An State aid scheme aimed at supporting energy-intensive companies under EU State aid rules. The scheme seeks to reduce the electricity levy rate imposed to promote renewable energy, mitigating the risk of companies relocating outside the EU to jurisdictions with less ambitious climate policies.

Details of the scheme

The Romanian initiative stems from a green certificate system introduced in 2011 to encourage electricity generation from renewable sources. Under this system, producers of renewable electricity receive green certificates per megawatt hour generated, which suppliers must purchase, passing the costs onto consumers as a levy.

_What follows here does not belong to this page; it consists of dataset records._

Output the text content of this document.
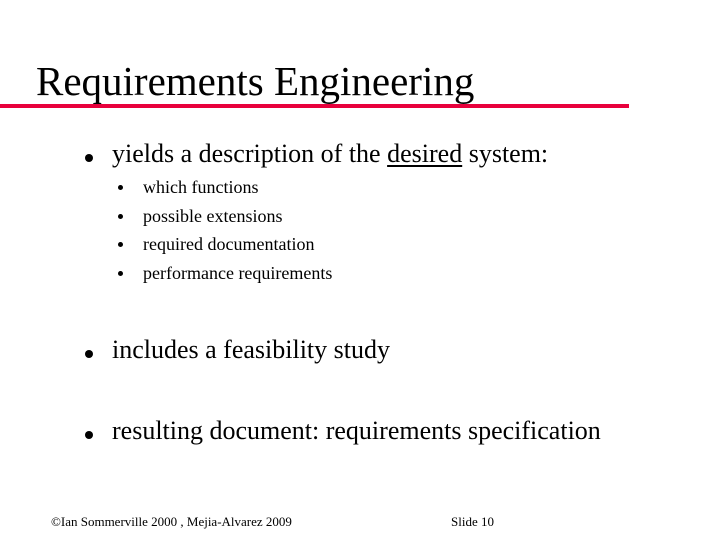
Requirements Engineering
yields a description of the desired system:
which functions
possible extensions
required documentation
performance requirements
includes a feasibility study
resulting document: requirements specification
©Ian Sommerville 2000 , Mejia-Alvarez 2009	Slide 10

To alleviate the burden on energy-intensive sectors, the scheme will reduce levy rates for eligible companies by 75% to 85%, depending on their exposure to international competition. However, the reductions will not lower the levy below 0.5 EUR/MWh. Beneficiaries will need to comply with specific conditions, such as:

  • Implementing energy audit recommendations.

  • Ensuring at least 30% of electricity consumption comes from carbon-free sources.

  • Investing at least 50% of the aid received in projects that substantially reduce greenhouse gas emissions.

The scheme, effective until December 31, 2031, replaces an earlier program approved in 2014 and aligns with the 2022 Guidelines on State aid for climate, environmental protection, and energy (CEEAG).

Commission's assessment

The European Commission assessed the scheme under Article 107(3)(c) of the Treaty on the Functioning of the European Union (TFEU) and the CEEAG framework. The Commission concluded that:

  • The scheme supports economic activities heavily reliant on electricity and exposed to international trade.

  • It is aligned with the European Green Deal’s objectives, facilitating the transition to a low-carbon economy.

  • The measure is proportionate, adhering to maximum aid thresholds and targeting sectors identified in the CEEAG.

  • The scheme’s benefits outweigh potential negative impacts on competition and trade within the EU.

Background

The scheme aligns with the EU’s broader climate goals under the European Green Deal and the legally binding European Climate Law, which targets net-zero greenhouse gas emissions by 2050 and a 55% reduction by 2030.

A non-confidential version of the Commission's decision will be published under case number SA.110166 in the State aid register on the Commission's competition website.